Forbid it, Lord, that I should boast,
Save in the death of Christ my God:
All the vain things that charm me most,
I sacrifice them to his blood.

See, from his head, his hands, his feet,
Sorrow and love flow mingled down:
Did e'er such love and sorrow meet,
Or thorns compose so rich a crown?

Were the whole realm of nature mine,
That were a present far too small;
Love so amazing, so divine,
Demands my soul, my life, my all.

Zach said...

That is a nice cross. Do you have a problem with the crucifix--or just with its misuse? (as with the characterization of Christianity as a religion)

Reepicheep said...

Zach,
I don't have a major problem with a crucifix for the purpose of art or education. I wish the various renderings would be realistic rather than lilly white Jesus, etc., but that's part of the problem, we don't have a clear description of his physical appearance. I have a major problem with the way crucifixes were used in my RC experience. They were often uses as magic wand type apparati by the priest. I oppose the veneration of any image. Finally, I'm not comfortable with images of Jesus in formal worship areas. I have seen the worship of Jesus statues in RC settings, it creeps me out. It's not actually Jesus.

I'm not saying that's how you view it, I'm just citing what I have seen and would be concerned about. Obviously people can venerate all manner of stuff, I don't think our churches ought to be bare.

Zach said...

The people actually thought the statue was Jesus? That is weird--and silly--and idolatrous.

I personally gain much spiritual benefit from praying before a crucifix. It helps me better contemplate Christ crucified in the context of prayer. I also absolutely must--should the Lord grant me the grace of a "slow" death--have a crucifix at my deathbed. The following prayer, from a pre-Reformation deathbed guide for English priests, was to be read as the priest held up the crucifix before the face of the dying person:

Put alle thi trust in his passion and in his deth, and thenke onli theron, and non other thing. With his deth medil the and wrappe the therinne . . . and have the crosse to fore the, and sai thus; - I wot wel thou art not my God, but thou art imagened aftir him, and makest me have more mind of him after whom thou art imagened. Lord fader of hevene, the deth of oure lord Jhu Crist, thi sone, wiche is here imagened, I set betwene the and my evil dedis, and the desert of Jhu Crist I offre for that I shuld have deservid, and have nought.

Reepicheep said...

Zach, I recommend someone read you Scripture at the hour of your death...that would be MUCH better.

Zach said...

Oh, you Protestants! It's always either/or with you. :)

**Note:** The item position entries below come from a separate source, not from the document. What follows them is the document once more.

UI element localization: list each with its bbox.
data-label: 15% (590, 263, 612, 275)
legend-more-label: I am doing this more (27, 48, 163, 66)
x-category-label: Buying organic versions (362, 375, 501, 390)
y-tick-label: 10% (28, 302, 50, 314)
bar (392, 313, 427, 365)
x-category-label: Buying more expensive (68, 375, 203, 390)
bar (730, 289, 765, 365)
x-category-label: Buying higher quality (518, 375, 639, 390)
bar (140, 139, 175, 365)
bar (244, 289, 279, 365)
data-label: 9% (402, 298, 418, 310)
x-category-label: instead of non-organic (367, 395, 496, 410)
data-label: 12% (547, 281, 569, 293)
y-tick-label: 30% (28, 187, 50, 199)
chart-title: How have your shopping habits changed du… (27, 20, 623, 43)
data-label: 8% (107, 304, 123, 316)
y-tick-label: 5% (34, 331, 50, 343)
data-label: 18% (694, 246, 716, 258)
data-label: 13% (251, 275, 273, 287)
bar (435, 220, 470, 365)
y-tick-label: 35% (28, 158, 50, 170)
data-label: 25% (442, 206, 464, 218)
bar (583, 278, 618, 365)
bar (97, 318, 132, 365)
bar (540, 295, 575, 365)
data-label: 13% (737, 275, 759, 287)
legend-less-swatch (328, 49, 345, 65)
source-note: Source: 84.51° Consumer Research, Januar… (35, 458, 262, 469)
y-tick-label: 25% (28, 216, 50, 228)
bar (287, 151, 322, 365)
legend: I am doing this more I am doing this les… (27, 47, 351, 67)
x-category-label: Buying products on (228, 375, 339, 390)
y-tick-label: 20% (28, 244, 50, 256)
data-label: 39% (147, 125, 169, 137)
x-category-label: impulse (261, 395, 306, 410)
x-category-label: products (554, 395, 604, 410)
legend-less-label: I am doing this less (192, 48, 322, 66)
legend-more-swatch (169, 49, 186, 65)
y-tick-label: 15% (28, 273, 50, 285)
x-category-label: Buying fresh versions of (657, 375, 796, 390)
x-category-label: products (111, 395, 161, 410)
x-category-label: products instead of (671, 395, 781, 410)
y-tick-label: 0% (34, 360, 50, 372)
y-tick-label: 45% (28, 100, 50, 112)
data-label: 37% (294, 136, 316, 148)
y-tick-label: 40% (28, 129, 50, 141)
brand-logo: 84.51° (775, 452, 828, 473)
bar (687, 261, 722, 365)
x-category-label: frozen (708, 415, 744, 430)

I'm going to both hear Scripture read and gaze upon the crucifix. I'm talented that way.

Phantom495 said...

Correct me if I am wrong, Tony, but to answer Brother Titus, Celtic just refers to Irish, Scottish, or Welsh origins.

Rick Calohan said...

AKA Iona Cross tis Scottish, but you know the Celts and Picts kinda intermingled, thus Celtic Iona Cross, Scotch-Irish, Ulster-Scot.

Brother Titus said...

I googled it. There's much speculation and probably some disinformation on this subject; but, it's probably called a, "celtic cross," because it originated somewhere in the U.K. during missionary work with the Celts, maybe during St. Patrick's ministry.

Woody Woodward said...

Rick, spoken forth like a real Scottsman!